Out of all the pictures you can find of underwater life, coral reefs are always one of the highlights. Coral reefs are actually one of the most diverse ecosystems. They are not only important for nature but also for the economy of local communities.

Coral Symbiosis

Corals are simple animals that belong to the Anthozoa class (flower animals). There are different types of coral, but most reefs are mainly made up of stony coral. These corals are connected to each other by a strong (often colorful) calcium skeleton. Corals have a special relationship with small algae called dinoflagellates, which are taken up into their cells. This is called a "symbiotic relationship." Once inside the coral, the algae provide nutrients to the coral through photosynthesis. That's why corals usually thrive in shallow, tropical waters with few nutrients and lots of sunlight.

Coral Bleaching

Due to human activities, the fragile ecosystem of coral reefs is under high pressure. Pollution and climate change, among other things, contribute to the decline of the reefs. Rising temperatures have a specific consequence: coral bleaching. At higher temperatures, the dinoflagellates start releasing substances that are toxic to the coral. The coral expels the algae they have a symbiotic relationship with, causing them to become as pale as a skeleton and eventually die. Without their algae, corals are unable to photosynthesize and they die due to a lack of nutrients.

Molecule Marking

To limit and prevent the negative effects of climate change on corals, a lot of research is being done.

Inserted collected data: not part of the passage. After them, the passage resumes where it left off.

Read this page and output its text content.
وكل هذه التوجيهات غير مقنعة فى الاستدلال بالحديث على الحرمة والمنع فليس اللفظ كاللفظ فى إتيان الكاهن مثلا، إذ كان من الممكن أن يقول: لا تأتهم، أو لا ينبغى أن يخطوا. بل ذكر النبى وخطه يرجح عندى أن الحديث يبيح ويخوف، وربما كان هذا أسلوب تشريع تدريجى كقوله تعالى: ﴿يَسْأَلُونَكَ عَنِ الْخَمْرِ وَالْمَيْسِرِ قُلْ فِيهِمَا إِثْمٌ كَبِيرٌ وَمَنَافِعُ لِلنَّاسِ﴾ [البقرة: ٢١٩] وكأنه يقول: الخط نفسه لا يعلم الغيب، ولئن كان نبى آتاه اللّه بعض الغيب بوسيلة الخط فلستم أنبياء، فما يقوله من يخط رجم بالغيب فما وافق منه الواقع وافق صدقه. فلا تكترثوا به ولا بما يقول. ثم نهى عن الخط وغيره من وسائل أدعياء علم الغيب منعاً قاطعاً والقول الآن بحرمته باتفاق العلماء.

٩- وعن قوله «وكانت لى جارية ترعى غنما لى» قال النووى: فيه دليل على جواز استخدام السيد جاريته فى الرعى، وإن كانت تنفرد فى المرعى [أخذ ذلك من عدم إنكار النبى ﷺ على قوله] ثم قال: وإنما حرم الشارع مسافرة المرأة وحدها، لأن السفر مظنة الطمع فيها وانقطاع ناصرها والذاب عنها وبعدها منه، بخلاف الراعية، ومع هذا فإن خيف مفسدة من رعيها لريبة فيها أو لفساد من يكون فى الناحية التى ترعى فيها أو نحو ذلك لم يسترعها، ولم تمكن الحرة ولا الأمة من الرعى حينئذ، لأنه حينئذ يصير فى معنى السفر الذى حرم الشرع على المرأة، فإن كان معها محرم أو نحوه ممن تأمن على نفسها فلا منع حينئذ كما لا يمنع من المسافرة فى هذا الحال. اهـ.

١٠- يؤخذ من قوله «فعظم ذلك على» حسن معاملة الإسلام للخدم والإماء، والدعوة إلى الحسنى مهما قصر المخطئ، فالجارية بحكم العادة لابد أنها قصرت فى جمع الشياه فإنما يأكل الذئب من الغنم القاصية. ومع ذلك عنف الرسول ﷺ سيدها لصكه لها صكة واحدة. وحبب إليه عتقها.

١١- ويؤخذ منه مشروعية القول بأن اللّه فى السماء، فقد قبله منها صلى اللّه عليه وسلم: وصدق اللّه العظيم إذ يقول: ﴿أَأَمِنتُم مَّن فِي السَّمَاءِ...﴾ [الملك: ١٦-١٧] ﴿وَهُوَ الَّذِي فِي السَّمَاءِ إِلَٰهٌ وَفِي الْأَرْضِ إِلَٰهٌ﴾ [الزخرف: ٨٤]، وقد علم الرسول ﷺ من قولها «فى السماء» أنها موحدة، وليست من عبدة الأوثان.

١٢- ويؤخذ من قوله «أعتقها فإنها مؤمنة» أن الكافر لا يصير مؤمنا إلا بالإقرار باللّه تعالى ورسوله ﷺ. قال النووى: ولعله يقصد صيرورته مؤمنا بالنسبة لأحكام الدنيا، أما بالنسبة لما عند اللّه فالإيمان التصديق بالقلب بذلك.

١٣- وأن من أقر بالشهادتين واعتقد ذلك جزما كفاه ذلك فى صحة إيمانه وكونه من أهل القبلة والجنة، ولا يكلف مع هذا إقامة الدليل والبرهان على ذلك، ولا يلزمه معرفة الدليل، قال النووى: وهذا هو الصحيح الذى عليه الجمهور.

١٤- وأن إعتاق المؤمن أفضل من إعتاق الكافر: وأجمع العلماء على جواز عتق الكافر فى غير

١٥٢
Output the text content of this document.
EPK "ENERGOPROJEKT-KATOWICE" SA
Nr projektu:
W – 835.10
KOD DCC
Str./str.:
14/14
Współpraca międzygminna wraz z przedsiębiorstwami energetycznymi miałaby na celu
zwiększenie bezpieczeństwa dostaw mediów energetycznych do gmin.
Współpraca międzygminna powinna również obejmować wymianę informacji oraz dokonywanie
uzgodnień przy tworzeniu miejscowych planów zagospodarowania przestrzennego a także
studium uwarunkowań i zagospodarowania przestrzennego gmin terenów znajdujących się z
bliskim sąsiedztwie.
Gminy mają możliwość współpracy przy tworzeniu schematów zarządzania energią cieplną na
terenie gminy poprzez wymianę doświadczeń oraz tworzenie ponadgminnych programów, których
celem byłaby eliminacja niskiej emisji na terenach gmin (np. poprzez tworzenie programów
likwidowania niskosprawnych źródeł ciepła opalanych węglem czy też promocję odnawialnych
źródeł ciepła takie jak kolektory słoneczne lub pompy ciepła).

Researchers have studied the molecular and cellular processes involved in the cooperation between corals and algae. They discovered that corals secrete a certain molecule to mark algae for uptake. Through this marking, corals can select which algae they will take in or not. Different coral species have been found to be capable of secreting this molecule. By further studying the selection process, researchers hope to find a way for corals to select algae that are more resistant to warmer temperatures. This way, they aim to limit the decline of coral reefs.


Hu, M., Bai, Y., Zheng, X., & Zheng, Y. (2023). Coral–algal endosymbiosis characterized using RNAi and single-cell RNA-seq. Nature Microbiology, 1-12.